Сергей Сергеевич какое-то время молчал, обдумывая сказанное, потом произнес:

— И все-таки я не могу отказаться от своей мечты. Сила человеческой расы в том, что мы все время рвемся вперед. Действительно, покинуть свой дом и отправиться в неизвестность способны немногие, возможно, пойдет даже не самая лучшая часть человечества, но именно такие люди во все времена делали историю.

— И что из этого? — согласился я, отпив напиток. Одно удовольствие после ночи, проведенной с любимой женщиной, разговаривать о чем-то высоком с ее отцом, обескураживая его своим умом и редкими познаниями. И вдвойне приятно, когда любимая считает тебя кретином. — Нам известна история, которую они сотворили: в ней только войны и тотальное уничтожение людей.

Профессор вздохнул.

— И это правда, но вы, юноша, такой же отверженный всеми человек, как я. Разве вы не чувствуете себя чужим в столице?

— А такие люди, как я, везде чужие, — ответил, пожав плечами. — Меня никто не ждет не только в столице, но и на моей родине, в небольшом провинциальном городке; работы там нет, денег тоже. И, думаю, дело не во мне. Время такое сейчас безжалостное: никто никого не ждет и не любит.

— Разве вам не хочется отправиться куда-нибудь на далекую планету, чтобы повстречаться с кем-нибудь умнее вас?

— С более умными инопланетянами я встречался, они уже назвали меня тупицей.
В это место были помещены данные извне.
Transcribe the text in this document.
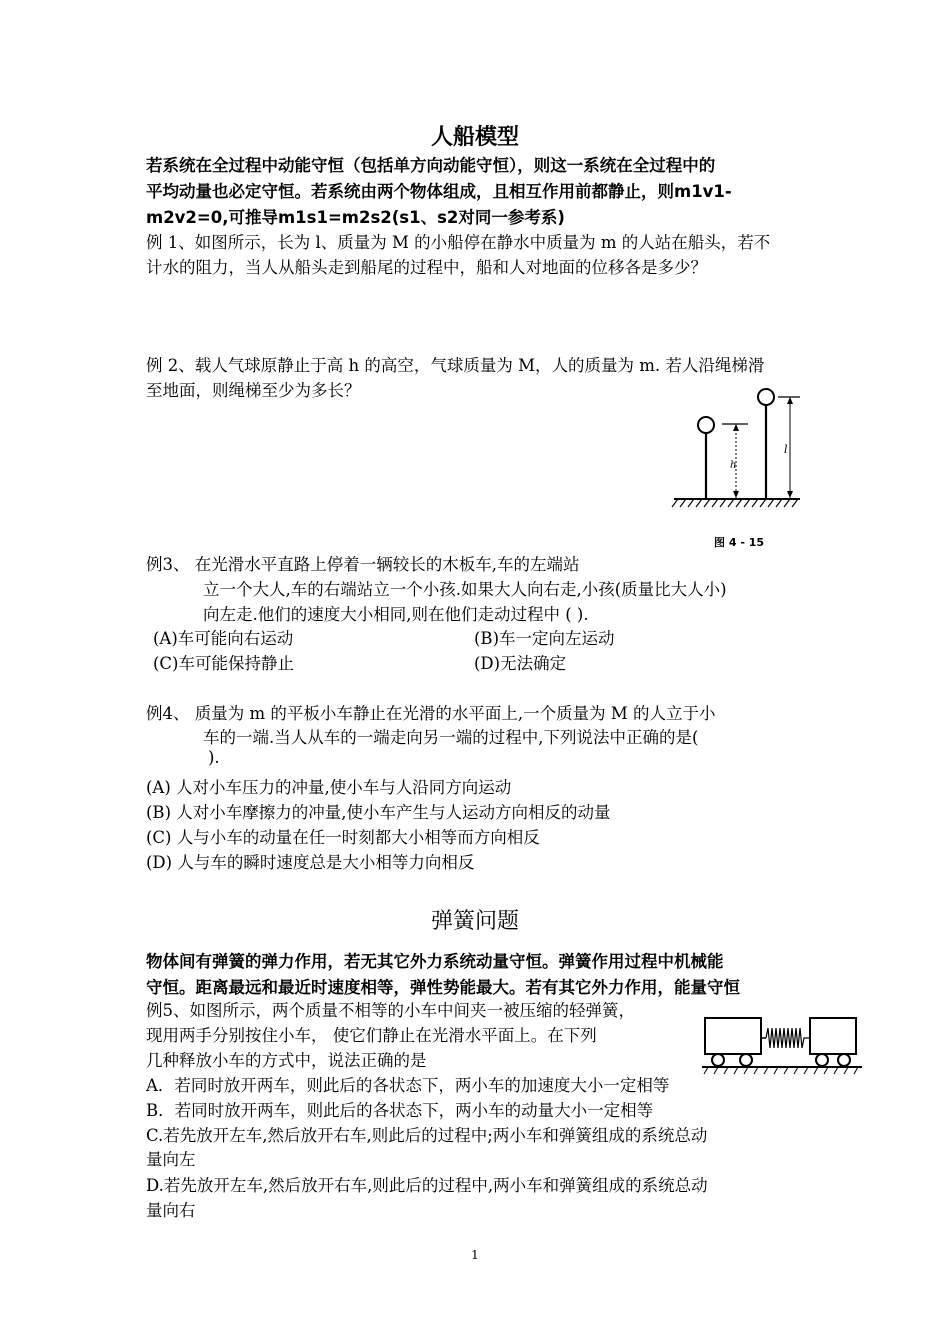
人船模型
若系统在全过程中动能守恒（包括单方向动能守恒），则这一系统在全过程中的
平均动量也必定守恒。若系统由两个物体组成，且相互作用前都静止，则m1v1-
m2v2=0,可推导m1s1=m2s2(s1、s2对同一参考系)
例 1、如图所示，长为 l、质量为 M 的小船停在静水中质量为 m 的人站在船头，若不
计水的阻力，当人从船头走到船尾的过程中，船和人对地面的位移各是多少？
例 2、载人气球原静止于高 h 的高空，气球质量为 M，人的质量为 m. 若人沿绳梯滑
至地面，则绳梯至少为多长？
h
l
图 4 - 15
例3、 在光滑水平直路上停着一辆较长的木板车,车的左端站
立一个大人,车的右端站立一个小孩.如果大人向右走,小孩(质量比大人小)
向左走.他们的速度大小相同,则在他们走动过程中 ( ).
(A)车可能向右运动	(B)车一定向左运动
(C)车可能保持静止	(D)无法确定
例4、 质量为 m 的平板小车静止在光滑的水平面上,一个质量为 M 的人立于小
车的一端.当人从车的一端走向另一端的过程中,下列说法中正确的是(
).
(A) 人对小车压力的冲量,使小车与人沿同方向运动
(B) 人对小车摩擦力的冲量,使小车产生与人运动方向相反的动量
(C) 人与小车的动量在任一时刻都大小相等而方向相反
(D) 人与车的瞬时速度总是大小相等力向相反
弹簧问题
物体间有弹簧的弹力作用，若无其它外力系统动量守恒。弹簧作用过程中机械能
守恒。距离最远和最近时速度相等，弹性势能最大。若有其它外力作用，能量守恒
例5、如图所示，两个质量不相等的小车中间夹一被压缩的轻弹簧，
现用两手分别按住小车， 使它们静止在光滑水平面上。在下列
几种释放小车的方式中，说法正确的是
A．若同时放开两车，则此后的各状态下，两小车的加速度大小一定相等
B．若同时放开两车，则此后的各状态下，两小车的动量大小一定相等
C.若先放开左车,然后放开右车,则此后的过程中;两小车和弹簧组成的系统总动
量向左
D.若先放开左车,然后放开右车,则此后的过程中,两小车和弹簧组成的系统总动
量向右
1
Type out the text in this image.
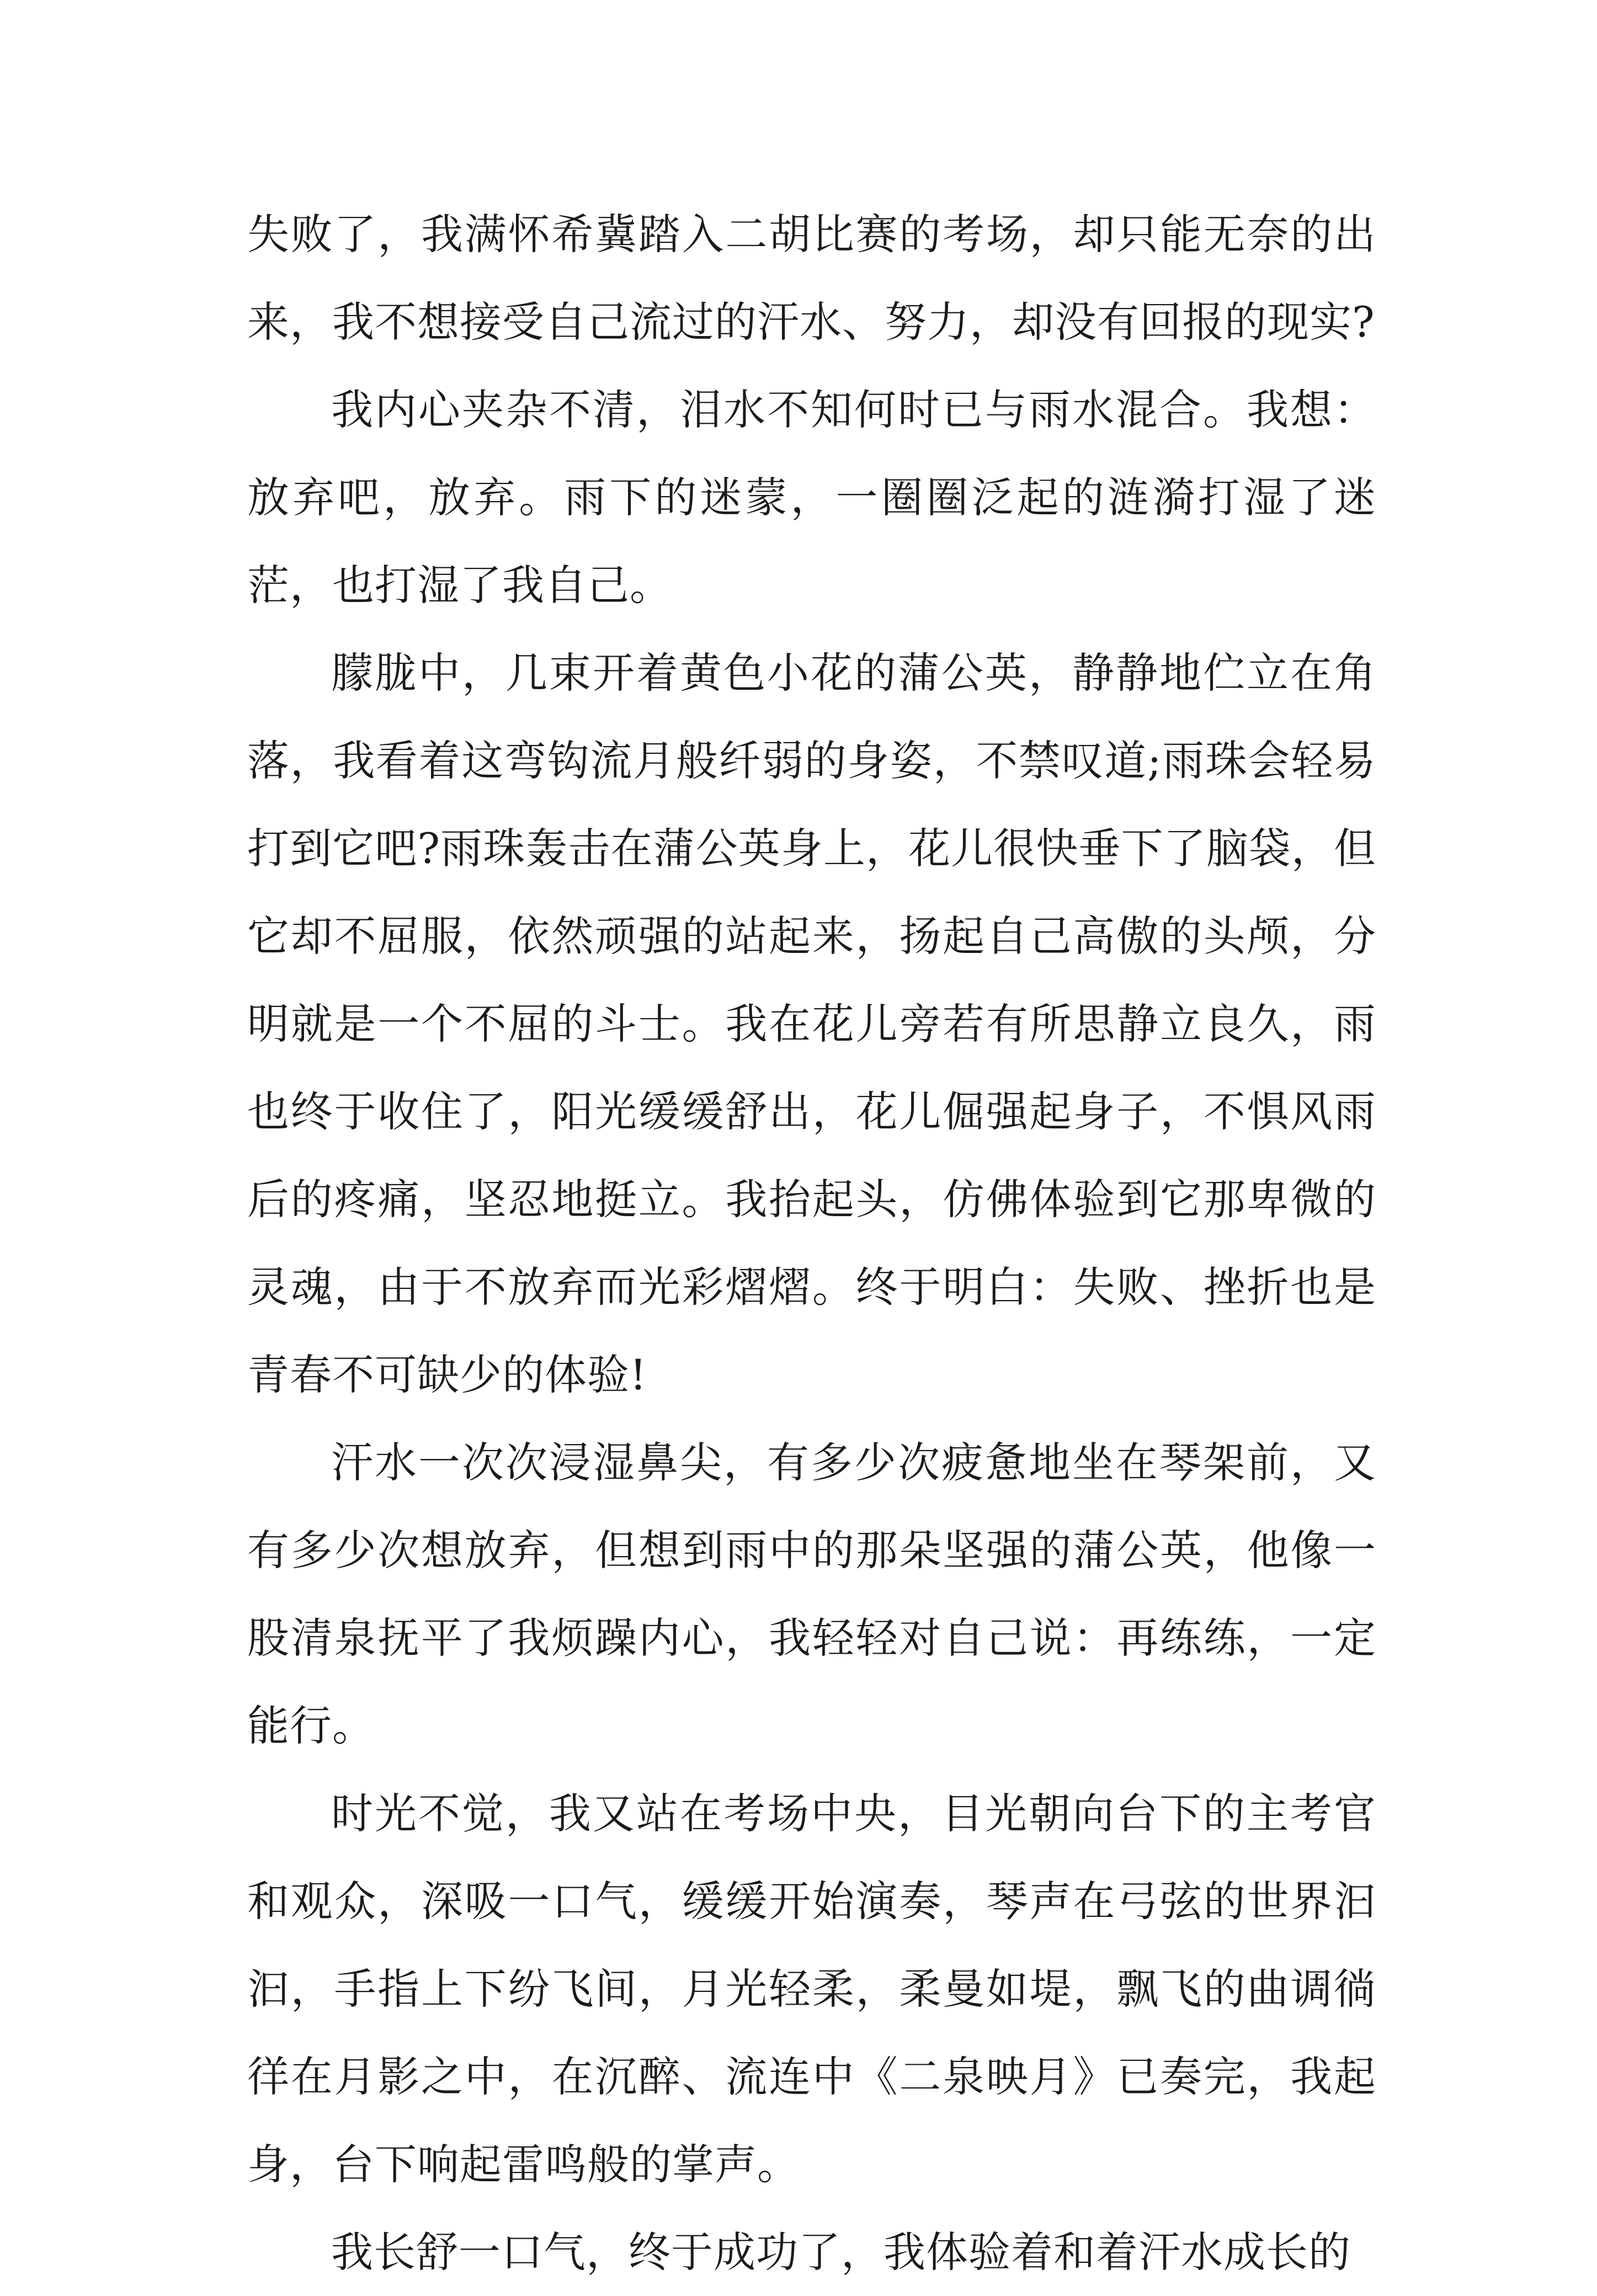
失败了，我满怀希冀踏入二胡比赛的考场，却只能无奈的出来，我不想接受自己流过的汗水、努力，却没有回报的现实?

我内心夹杂不清，泪水不知何时已与雨水混合。我想：放弃吧，放弃。雨下的迷蒙，一圈圈泛起的涟漪打湿了迷茫，也打湿了我自己。

朦胧中，几束开着黄色小花的蒲公英，静静地伫立在角落，我看着这弯钩流月般纤弱的身姿，不禁叹道;雨珠会轻易打到它吧?雨珠轰击在蒲公英身上，花儿很快垂下了脑袋，但它却不屈服，依然顽强的站起来，扬起自己高傲的头颅，分明就是一个不屈的斗士。我在花儿旁若有所思静立良久，雨也终于收住了，阳光缓缓舒出，花儿倔强起身子，不惧风雨后的疼痛，坚忍地挺立。我抬起头，仿佛体验到它那卑微的灵魂，由于不放弃而光彩熠熠。终于明白：失败、挫折也是青春不可缺少的体验!

汗水一次次浸湿鼻尖，有多少次疲惫地坐在琴架前，又有多少次想放弃，但想到雨中的那朵坚强的蒲公英，他像一股清泉抚平了我烦躁内心，我轻轻对自己说：再练练，一定能行。

时光不觉，我又站在考场中央，目光朝向台下的主考官和观众，深吸一口气，缓缓开始演奏，琴声在弓弦的世界汩汩，手指上下纷飞间，月光轻柔，柔曼如堤，飘飞的曲调徜徉在月影之中，在沉醉、流连中《二泉映月》已奏完，我起身，台下响起雷鸣般的掌声。

我长舒一口气，终于成功了，我体验着和着汗水成长的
Так что такой опыт у меня есть, думаю, то же самое ждет и все человечество в целом — назовут тупыми и запретят к нам кому-либо прилетать и приходить, пока не поумнеем.

— Почему?

— Да потому что мы всегда хватаемся за дубину, когда нам что-то не нравится.

— Вы говорите о моей дочери Насте… — вздохнул профессор. — Она еще очень молода, а значит, чересчур категорична и нетерпима, для нее не существует полутонов, девочка видит только черное и белое, поэтому резко судит обо всем.

— Так и есть, — ответил я и снова припал к трубочке цилиндра, который для меня принес Сергей Сергеевич. По вкусу напиток напоминал яблочный сок, очень неплохо освежал, и от его благотворного действия пустыня в моем желудке стала постепенно сокращаться. — Но она и в самом деле умнее меня.

— И все же вам стоит попробовать еще раз войти в лабиринт. Если не хочется стать разведчиком человечества, то почему бы просто не исполнить свои обязательства по договору?